Each year, over 10 million children die, 4 million of these in the first four weeks of life (the neonatal period). In this same period after birth, the majority of the world's 0.5 million maternal deaths also occur. The World Health Report 2005 calls for new momentum to address and improve maternal, neonatal and child health.

Meeting the Millennium Development Goal for child survival (MDG 4) requires a two-thirds reduction in death rates for children under the age of 5 by 2015. This target will not be met without substantial reductions in neonatal mortality, since neonatal deaths comprise almost 40 per cent of under 5 child deaths. The MDG 5 targets for maternal health include a three-quarters reduction in the risk of maternal death. However, progress towards this goal is slow.

Simple community-based approaches could reduce neonatal deaths by up to one third, and avert over half of child deaths. However, to save more maternal lives, and to achieve greater reductions in neonatal deaths, skilled care is required at and after childbirth. Currently coverage of such skilled care is low: over half of neonatal deaths occur at home with no contact with the health care system, and over 60 million women deliver without skilled care each year.

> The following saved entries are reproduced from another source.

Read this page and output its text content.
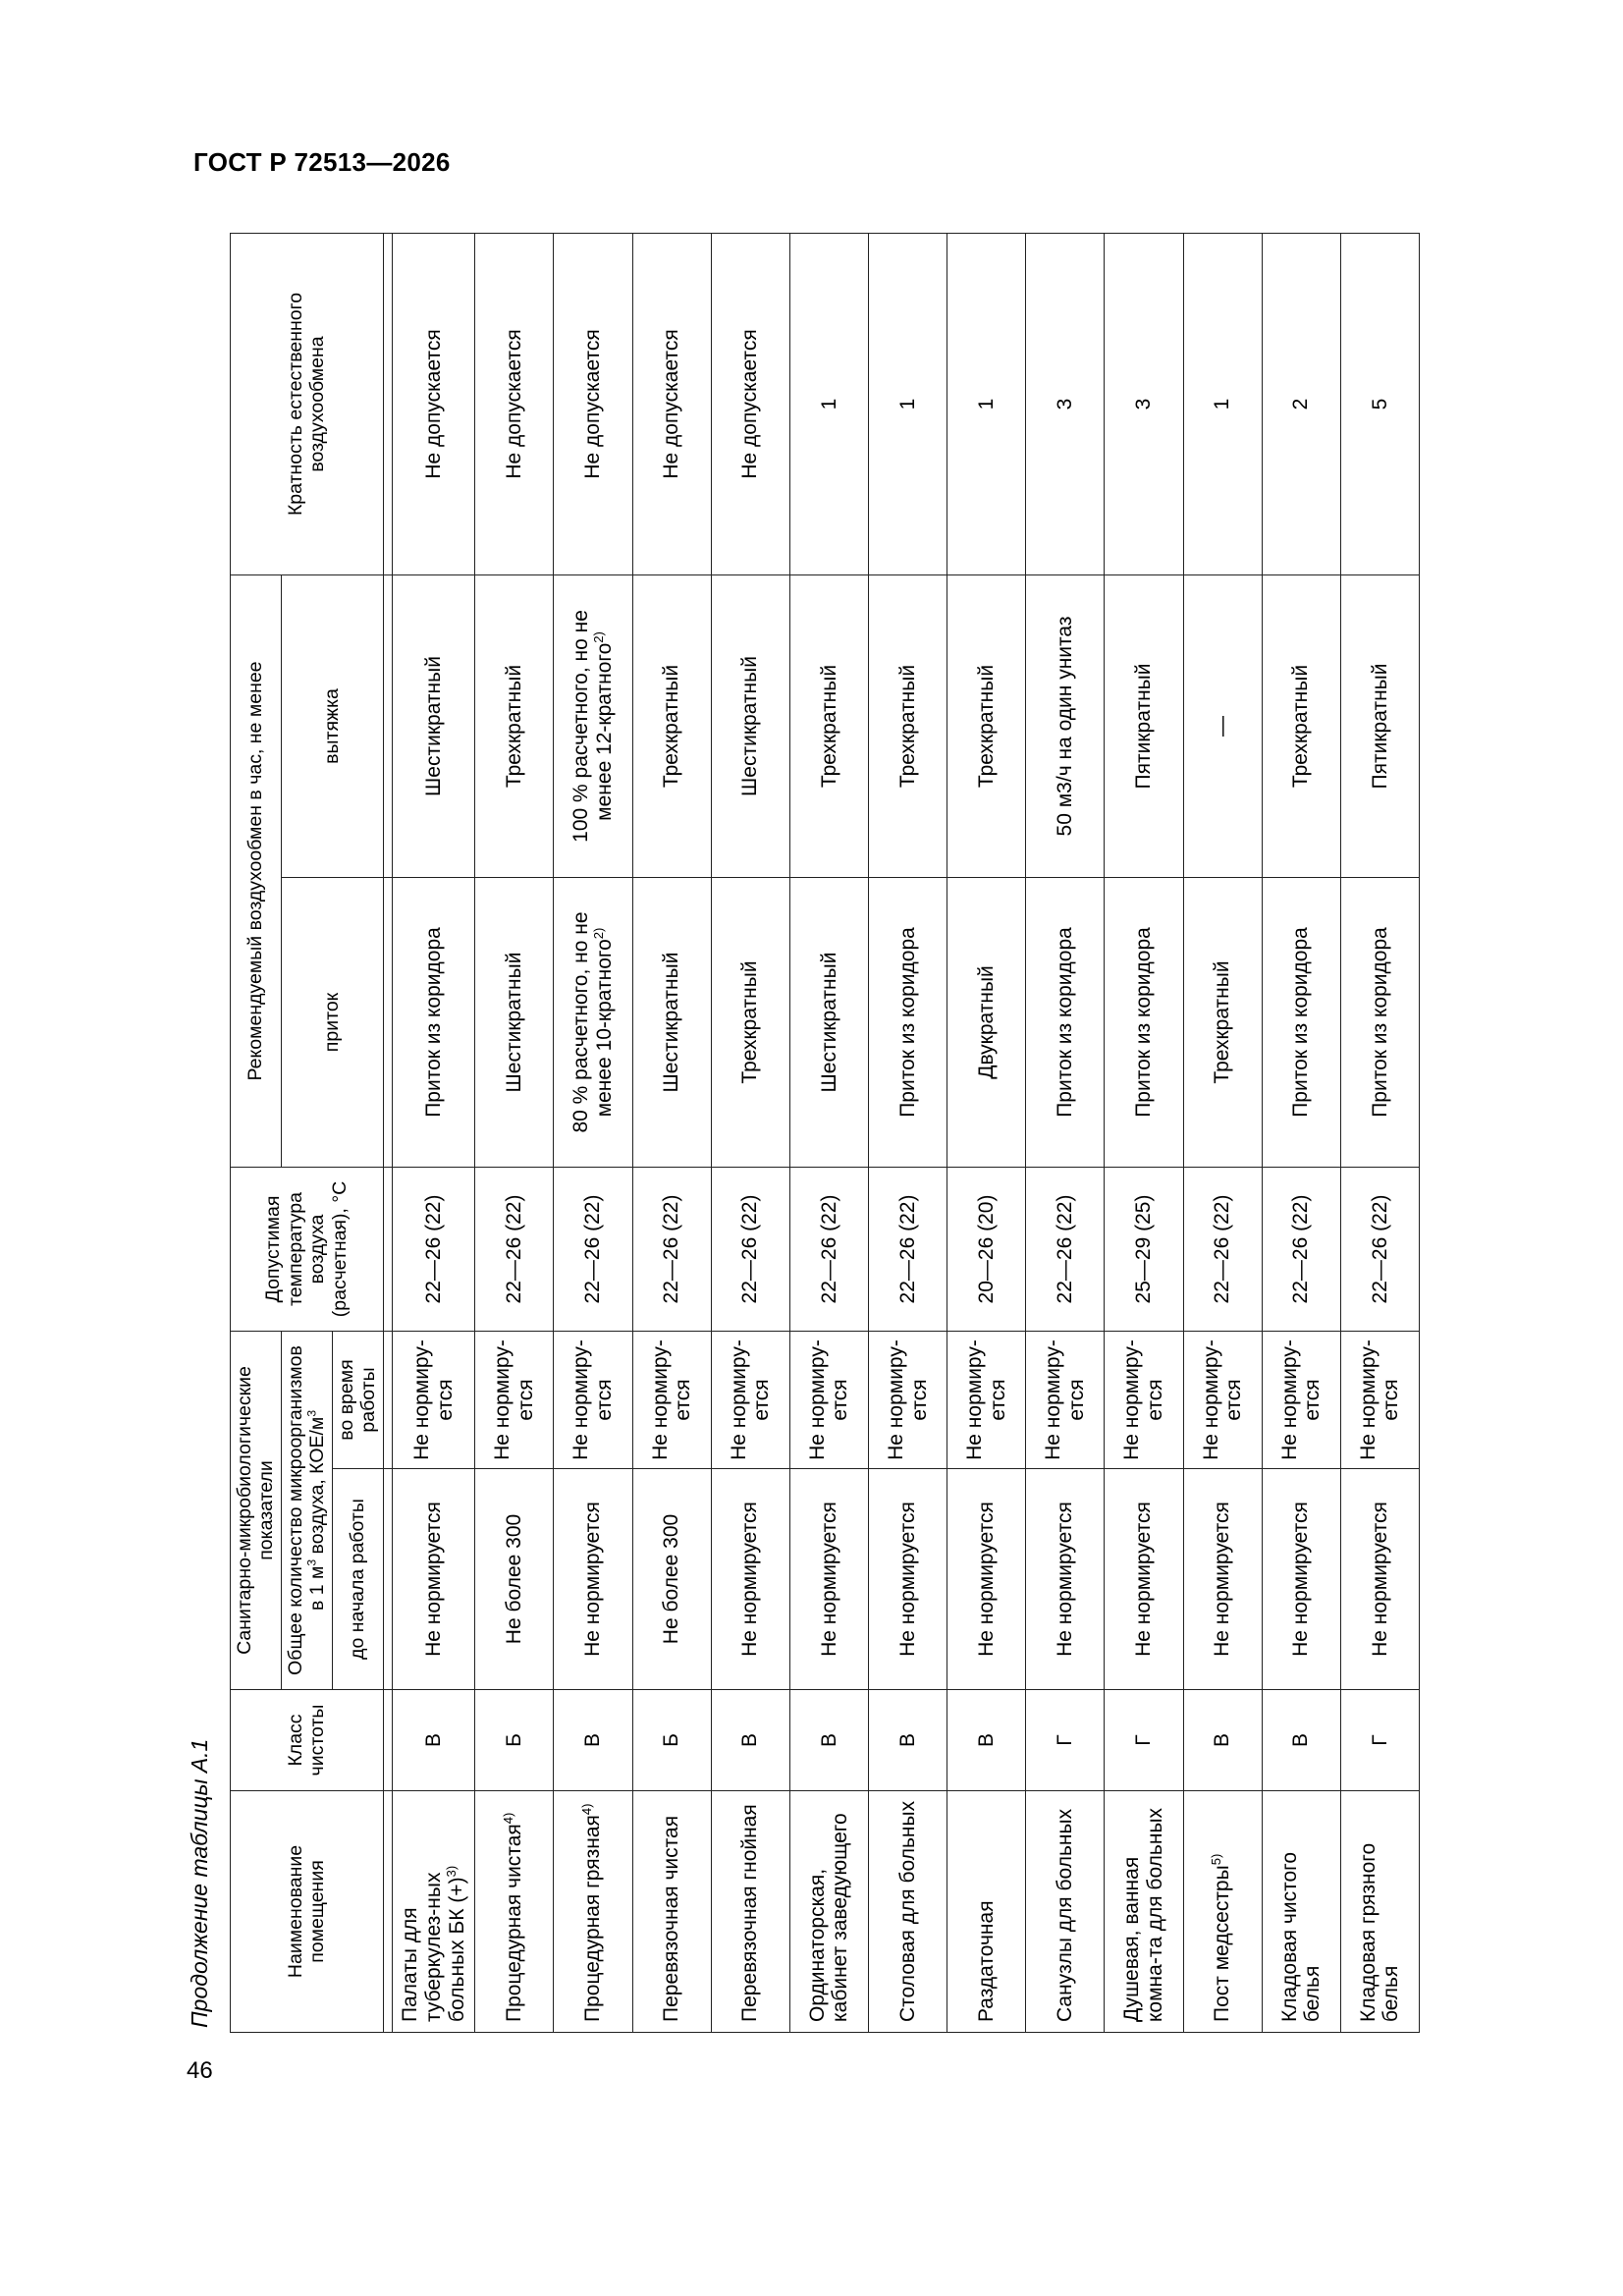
ГОСТ Р 72513—2026
Продолжение таблицы А.1
46
Наименование помещения	Класс чистоты	Санитарно-микробиологические показатели		Допустимая температура воздуха (расчетная), °С	Рекомендуемый воздухообмен в час, не менее		Кратность естественного воздухообмена
		Общее количество микроорганизмов в 1 $м^3$ воздуха, КОЕ/$м^3$			приток	вытяжка	
		до начала работы	во время работы				

Палаты для туберкулез-ных больных БК $(+)^{3)}$	В	Не нормируется	Не нормиру-ется	22—26 (22)	Приток из коридора	Шестикратный	Не допускается
Процедурная чистая$^{4)}$	Б	Не более 300	Не нормиру-ется	22—26 (22)	Шестикратный	Трехкратный	Не допускается
Процедурная грязная$^{4)}$	В	Не нормируется	Не нормиру-ется	22—26 (22)	80 % расчетного, но не менее 10-кратного$^{2)}$	100 % расчетного, но не менее 12-кратного$^{2)}$	Не допускается
Перевязочная чистая	Б	Не более 300	Не нормиру-ется	22—26 (22)	Шестикратный	Трехкратный	Не допускается
Перевязочная гнойная	В	Не нормируется	Не нормиру-ется	22—26 (22)	Трехкратный	Шестикратный	Не допускается
Ординаторская, кабинет заведующего	В	Не нормируется	Не нормиру-ется	22—26 (22)	Шестикратный	Трехкратный	1
Столовая для больных	В	Не нормируется	Не нормиру-ется	22—26 (22)	Приток из коридора	Трехкратный	1
Раздаточная	В	Не нормируется	Не нормиру-ется	20—26 (20)	Двукратный	Трехкратный	1
Санузлы для больных	Г	Не нормируется	Не нормиру-ется	22—26 (22)	Приток из коридора	50 м3/ч на один унитаз	3
Душевая, ванная комна-та для больных	Г	Не нормируется	Не нормиру-ется	25—29 (25)	Приток из коридора	Пятикратный	3
Пост медсестры$^{5)}$	В	Не нормируется	Не нормиру-ется	22—26 (22)	Трехкратный	—	1
Кладовая чистого белья	В	Не нормируется	Не нормиру-ется	22—26 (22)	Приток из коридора	Трехкратный	2
Кладовая грязного белья	Г	Не нормируется	Не нормиру-ется	22—26 (22)	Приток из коридора	Пятикратный	5
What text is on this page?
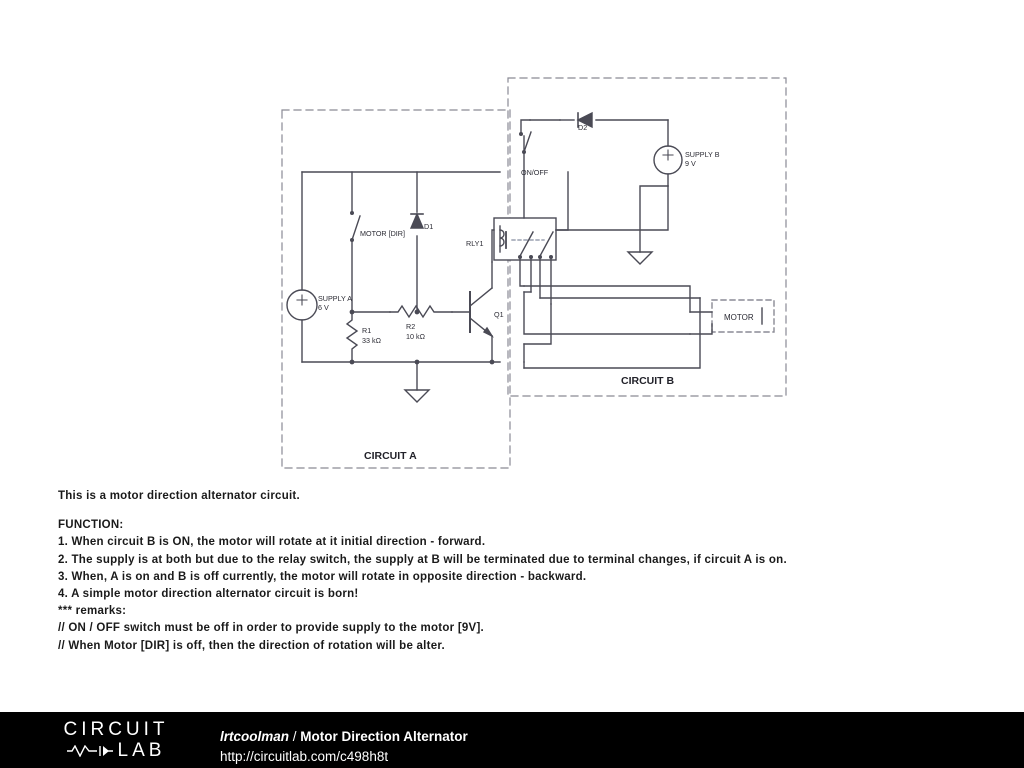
SUPPLY A
6 V
SUPPLY B
9 V
R1
33 kΩ
R2
10 kΩ
Q1
D1
D2
RLY1
MOTOR [DIR]
ON/OFF
MOTOR
CIRCUIT A
CIRCUIT B
This is a motor direction alternator circuit.
FUNCTION:
1. When circuit B is ON, the motor will rotate at it initial direction - forward.
2. The supply is at both but due to the relay switch, the supply at B will be terminated due to terminal changes, if circuit A is on.
3. When, A is on and B is off currently, the motor will rotate in opposite direction - backward.
4. A simple motor direction alternator circuit is born!
*** remarks:
// ON / OFF switch must be off in order to provide supply to the motor [9V].
// When Motor [DIR] is off, then the direction of rotation will be alter.
CIRCUIT
LAB
lrtcoolman / Motor Direction Alternator
http://circuitlab.com/c498h8t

Africa and South Asia together account for two-thirds of maternal and neonatal deaths, but the least progress in increasing coverage of skilled care has been made in these regions, especially for the poor.

 

Current position

The MDGs for maternal and child health will only be met if major progress is made in scaling up coverage of key interventions around the time of birth and in the early postpartum/postnatal period – when risk of death is greatest and current coverage of care at its lowest. At the current rate of progress (two per cent per year) fewer than 50 per cent of women in sub-Saharan Africa will be delivering with a skilled attendant in 2015.

Moreover, national averages hide much lower coverage for the poor. These gaps in care continue while global policy swings between community-based and facility-based, skilled care. In addition, maternal and child health advocates have tended to compete for resources and neither have been investing in interventions that specifically address newborn survival.